L&T, too, is facing its share of problems, but it is still in a better position given the business diversification. About a quarter of L&T’s order book comes from power sector as against about 80% (rest 20% from industrial) in the case of BHEL. That apart, L&T has better mix of public/private sector clients along with relatively higher proportion coming from the export markets. “In our view, presence of L&T in diverse business opportunities ranging from heavy engineering, construction, power, machinery and industrial products, ship building, infrastructure, finance and information technology lends the company a great benefit of diversification.

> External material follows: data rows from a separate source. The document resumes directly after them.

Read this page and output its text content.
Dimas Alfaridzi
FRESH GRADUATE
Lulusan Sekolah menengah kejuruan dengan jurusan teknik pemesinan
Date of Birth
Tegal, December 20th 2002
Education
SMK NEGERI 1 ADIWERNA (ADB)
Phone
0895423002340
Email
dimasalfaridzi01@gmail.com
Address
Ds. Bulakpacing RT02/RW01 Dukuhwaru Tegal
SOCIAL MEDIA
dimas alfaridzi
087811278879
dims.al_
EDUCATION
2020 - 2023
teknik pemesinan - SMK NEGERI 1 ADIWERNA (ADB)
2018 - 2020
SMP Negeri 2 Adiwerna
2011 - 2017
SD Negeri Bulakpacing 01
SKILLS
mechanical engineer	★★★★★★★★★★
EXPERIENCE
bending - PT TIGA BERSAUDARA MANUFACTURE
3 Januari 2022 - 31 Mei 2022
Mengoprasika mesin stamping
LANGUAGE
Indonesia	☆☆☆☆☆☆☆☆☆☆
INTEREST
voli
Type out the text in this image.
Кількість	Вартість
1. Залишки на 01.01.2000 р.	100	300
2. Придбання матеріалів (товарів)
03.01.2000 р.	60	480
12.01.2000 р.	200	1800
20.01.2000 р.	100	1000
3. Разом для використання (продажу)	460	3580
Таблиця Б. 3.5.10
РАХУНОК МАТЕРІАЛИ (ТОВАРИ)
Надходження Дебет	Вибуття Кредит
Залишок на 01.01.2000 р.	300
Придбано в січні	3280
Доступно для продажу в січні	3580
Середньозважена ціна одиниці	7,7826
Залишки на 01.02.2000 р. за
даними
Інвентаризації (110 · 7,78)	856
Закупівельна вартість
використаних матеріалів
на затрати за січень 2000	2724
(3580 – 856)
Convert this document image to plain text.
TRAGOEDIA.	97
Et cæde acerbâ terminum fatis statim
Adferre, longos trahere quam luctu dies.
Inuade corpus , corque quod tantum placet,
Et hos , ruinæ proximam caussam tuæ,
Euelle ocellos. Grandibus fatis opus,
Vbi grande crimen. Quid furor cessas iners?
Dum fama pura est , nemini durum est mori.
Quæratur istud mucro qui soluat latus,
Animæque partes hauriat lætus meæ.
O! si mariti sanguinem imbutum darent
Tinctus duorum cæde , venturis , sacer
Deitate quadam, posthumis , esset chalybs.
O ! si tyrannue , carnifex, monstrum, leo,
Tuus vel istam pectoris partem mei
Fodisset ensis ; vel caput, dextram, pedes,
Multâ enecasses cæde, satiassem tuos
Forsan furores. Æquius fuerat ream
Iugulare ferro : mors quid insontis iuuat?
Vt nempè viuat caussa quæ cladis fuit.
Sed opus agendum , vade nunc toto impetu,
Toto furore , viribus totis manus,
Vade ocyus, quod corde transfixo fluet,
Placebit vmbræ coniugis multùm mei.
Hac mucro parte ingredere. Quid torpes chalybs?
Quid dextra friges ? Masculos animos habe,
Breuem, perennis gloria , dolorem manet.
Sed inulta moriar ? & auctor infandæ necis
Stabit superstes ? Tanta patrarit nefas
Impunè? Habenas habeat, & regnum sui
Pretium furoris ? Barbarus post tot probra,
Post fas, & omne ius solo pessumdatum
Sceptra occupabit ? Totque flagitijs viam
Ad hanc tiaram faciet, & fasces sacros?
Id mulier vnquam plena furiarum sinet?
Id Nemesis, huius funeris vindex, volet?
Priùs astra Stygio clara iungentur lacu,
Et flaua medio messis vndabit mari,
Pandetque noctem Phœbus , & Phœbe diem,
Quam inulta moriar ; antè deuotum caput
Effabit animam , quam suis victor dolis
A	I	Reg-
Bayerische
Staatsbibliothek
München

It de-risks L&T’s business model from slowdown in any particular industry, which makes it one of the best options in capital goods space to play the anticipated policy rate easing and consequent decline in cost of capital theme,” says Misal Singh, director institutional research, Religare Capital Markets.

No wonder, on the one hand, BHEL which is largely in the power sector saw its new order inflow decline by 78% year-on-year in the September 2012 quarter, while on the other hand L&T did well with a 30.3% growth as a result of better inflows from construction, hydrocarbon and industrial sectors.

BHEL: Balance sheet issues emerging

The trend in new orders and progress of existing projects is bound to reflect on growth visibility. Currently, BHEL has an order book of Rs 122,000 crore or about two and a half time its current turnover. Whereas L&T has an order book of Rs 158,000 crore which is equal to three times its standalone turnover. Top of that if one deducts the orders that face the risk of delay/cancellation in the case of BHEL, there is a clear indication that L&T has got higher visibility.

Besides, analysts are also watching the balance-sheet issues that are cropping up for BHEL in the recent past. For instance, inventory levels are rising and clients are delaying their payments (debtor turnover ratio in FY12 at 264 days as against the 241 days in FY11), which has led to higher working capital requirements. BHEL’s management, too, has indicated that existing orders from the private sector could face execution delays at the customers end. In fact, analysts say that BHEL faces a significant risk of order cancellation.

In 2011-12, the additional working capital requirement (trade receivables plus inventory minus trade payables) more than doubled to about Rs 8,000 crore compared to 2010-11. In fact, for the first time in many years BHEL reported a negative cash flow from operating activities in FY12—Cash balance also fell 30% to Rs 6,700 crore in FY12.

“Due to slow down of order inflow and due to increasing exposure towards working capital intensive EPC (engineering, procurement and construction) business, BHEL’s working capital has come under pressure. But, for L&T the risk is different. It’s order inflow is growing but orders are not like BHEL orders, so advances from these orders are certainly supporting the increasing working capital requirements of L&T. Also, L&T has the cushion of monetising its SPVs (special purpose vehicles related to infrastructure assets) when time requires to meet its working capital requirements. This comfort BHEL hardly enjoys,” says Rabindra Nath Nayak, who tracks the company at SBICAP Securities.

Overall, these also had an impact on the return and dividend pay-out ratios of BHEL, which were looking weak in 2011-12.